The data was collected from January 2020 to November 2022. The reasons are as follows: On January 25, 2020, the State Council of China issued an official document for the first time in the name of the Joint Prevention and Control Working Mechanism for the Novel Coronavirus Outbreak. China did not relax its stringent “dynamic zeroing” policy until December 2022, signaling a dramatic shift in its approach toward epidemic control. Therefore, this study focuses on the JPCM during these three years (Jan. 2020–Dec. 2022). In the investigation, data collection occurred on multiple levels. The official documents of JPCM were located on its website and the website of the National Health Commission. Documents were collected when the website was routinely updated, and new records became accessible online. Additionally, the author emailed the JPCM of the State Council in January 2022 and obtained additional information by requesting public disclosure. To obtain a comprehensive enumeration of the departments and their corresponding abbreviations associated with JPCM, please refer to Appendix 1.

Methods

The study uses regression analysis to empirically investigate the departmental resources and departments’ participation in the JPCM inter-departmental collaboration. The independent variable adopts social network analysis (SNA) to present the departments’ participation in the collaboration statistically. The departments’ position in a network is stated through the SNA method to describe the “status” of JPCM participating departments in the collaborative network. In SNA, the indicators for node centrality include “closeness centrality”, “betweenness centrality”, and “eigenvector centrality”. Closeness centrality represents the sum of all distances to a department and the degree of centrality of the department in general. Betweenness centrality measures the position of a department that serves as a bridge from one node of a network to another, indicating the amount of influence a node has over the flow of information in a network. Eigenvector centrality is a standardized measure to describe node centrality. A department with high eigenvector centrality may be associated with few departments; however, it could be associated with some essential departments.37,38 The node centrality index reflects the situation and importance of the department’s participation in the collaborative network to a certain extent.

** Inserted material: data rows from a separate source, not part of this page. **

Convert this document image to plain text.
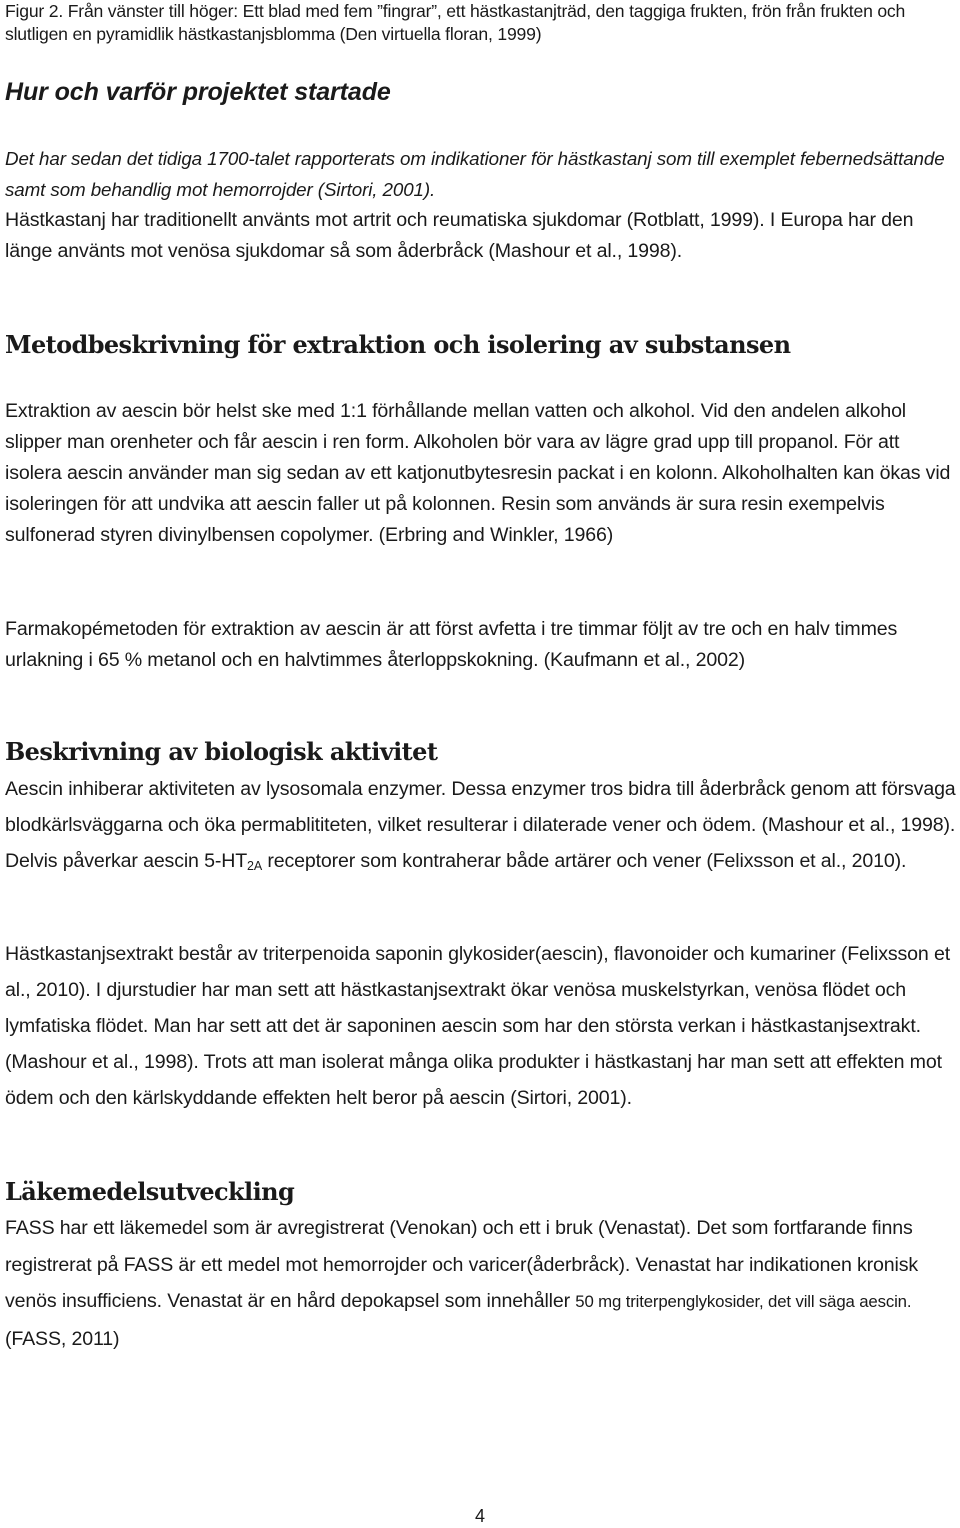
Figur 2. Från vänster till höger: Ett blad med fem ”fingrar”, ett hästkastanjträd, den taggiga frukten, frön från frukten och slutligen en pyramidlik hästkastanjsblomma (Den virtuella floran, 1999)

Hur och varför projektet startade

Det har sedan det tidiga 1700-talet rapporterats om indikationer för hästkastanj som till exemplet febernedsättande samt som behandlig mot hemorrojder (Sirtori, 2001).
Hästkastanj har traditionellt använts mot artrit och reumatiska sjukdomar (Rotblatt, 1999). I Europa har den länge använts mot venösa sjukdomar så som åderbråck (Mashour et al., 1998).

Metodbeskrivning för extraktion och isolering av substansen

Extraktion av aescin bör helst ske med 1:1 förhållande mellan vatten och alkohol. Vid den andelen alkohol slipper man orenheter och får aescin i ren form. Alkoholen bör vara av lägre grad upp till propanol. För att isolera aescin använder man sig sedan av ett katjonutbytesresin packat i en kolonn. Alkoholhalten kan ökas vid isoleringen för att undvika att aescin faller ut på kolonnen. Resin som används är sura resin exempelvis sulfonerad styren divinylbensen copolymer. (Erbring and Winkler, 1966)
Farmakopémetoden för extraktion av aescin är att först avfetta i tre timmar följt av tre och en halv timmes urlakning i 65 % metanol och en halvtimmes återloppskokning. (Kaufmann et al., 2002)

Beskrivning av biologisk aktivitet

Aescin inhiberar aktiviteten av lysosomala enzymer. Dessa enzymer tros bidra till åderbråck genom att försvaga blodkärlsväggarna och öka permablititeten, vilket resulterar i dilaterade vener och ödem. (Mashour et al., 1998). Delvis påverkar aescin $5-HT_{2A}$ receptorer som kontraherar både artärer och vener (Felixsson et al., 2010).
Hästkastanjsextrakt består av triterpenoida saponin glykosider(aescin), flavonoider och kumariner (Felixsson et al., 2010). I djurstudier har man sett att hästkastanjsextrakt ökar venösa muskelstyrkan, venösa flödet och lymfatiska flödet. Man har sett att det är saponinen aescin som har den största verkan i hästkastanjsextrakt. (Mashour et al., 1998). Trots att man isolerat många olika produkter i hästkastanj har man sett att effekten mot ödem och den kärlskyddande effekten helt beror på aescin (Sirtori, 2001).

Läkemedelsutveckling

FASS har ett läkemedel som är avregistrerat (Venokan) och ett i bruk (Venastat). Det som fortfarande finns registrerat på FASS är ett medel mot hemorrojder och varicer(åderbråck). Venastat har indikationen kronisk venös insufficiens. Venastat är en hård depokapsel som innehåller 50 mg triterpenglykosider, det vill säga aescin. (FASS, 2011)
4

The study employs departmental resources as the independent variables, including departmental duties, staffing levels, and approved annual budgets. The independent variable is based on data from the government website. The principal component analysis (PCA) is carried out for the independent variable to analyze the datasets containing different dimensions per observation. Then, the principal components with eigenvalues greater than 1 were taken as the main factors. A varimax rotation was used to simplify the expression of factors. According to the coefficient of the component score matrix, component 1 positively correlates with the number of internal divisions, so the number of internal divisions is set as a component factor.

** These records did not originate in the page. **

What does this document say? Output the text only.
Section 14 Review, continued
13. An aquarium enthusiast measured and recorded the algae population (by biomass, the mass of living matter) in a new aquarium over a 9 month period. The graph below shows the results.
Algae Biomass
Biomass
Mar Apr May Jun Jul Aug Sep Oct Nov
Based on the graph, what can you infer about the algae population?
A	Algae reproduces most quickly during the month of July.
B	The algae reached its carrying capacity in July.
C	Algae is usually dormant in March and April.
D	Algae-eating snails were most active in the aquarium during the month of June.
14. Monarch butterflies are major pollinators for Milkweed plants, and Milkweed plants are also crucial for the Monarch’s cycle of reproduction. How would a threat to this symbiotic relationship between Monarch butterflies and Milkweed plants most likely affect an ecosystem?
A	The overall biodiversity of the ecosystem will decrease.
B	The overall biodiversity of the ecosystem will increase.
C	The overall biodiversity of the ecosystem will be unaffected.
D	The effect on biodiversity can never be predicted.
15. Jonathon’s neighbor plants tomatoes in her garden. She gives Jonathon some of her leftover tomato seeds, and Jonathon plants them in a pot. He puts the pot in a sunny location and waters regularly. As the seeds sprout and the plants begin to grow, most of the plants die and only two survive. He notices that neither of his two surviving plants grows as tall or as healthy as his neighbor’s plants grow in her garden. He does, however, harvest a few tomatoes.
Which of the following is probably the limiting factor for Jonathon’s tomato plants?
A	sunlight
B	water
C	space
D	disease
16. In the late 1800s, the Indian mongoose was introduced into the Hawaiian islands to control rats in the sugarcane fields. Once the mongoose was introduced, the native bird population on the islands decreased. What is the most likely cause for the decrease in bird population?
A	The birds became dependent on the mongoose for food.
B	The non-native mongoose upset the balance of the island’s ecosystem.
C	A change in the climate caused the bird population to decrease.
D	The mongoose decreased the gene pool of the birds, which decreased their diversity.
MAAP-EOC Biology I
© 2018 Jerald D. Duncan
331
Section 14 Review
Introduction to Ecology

Moreover, to test the convergent and differential validity, first of all, we need to determine whether the sample data are suitable for factor analysis. We need to conduct Kaiser-Meyer-Olkin (KMO) and Bartlett’s sphericity tests on the sample data of each question item corresponding to each proposed variable. A KMO value greater than 0.5 is considered that the data are eligible for doing factor analysis; a Bartlett sphericity test with a p-value < 0.05 indicates a correlation between the variables, and the factor analysis is valid. Correlations between variables were examined before conducting regression analysis, and Pearson correlation analysis was performed on the independent variable of departmental resources and the dependent variable of eigenvector centrality. This study evaluated the network parameters with Ucinet 6.232 and conducted the statistical analysis with SPSS 26.0.

Results

Descriptive Analysis

According to the results in Table 1, MOT, CAA, and NRA are at the center of the network, followed by HC, with closeness centrality values of 1310, 1311, 1312, and 1711, respectively. Regarding the overall structure of the network, the mean value, maximum value, and standard deviation of closeness centrality are 2.346%, 3.435%, and 0.29%, respectively.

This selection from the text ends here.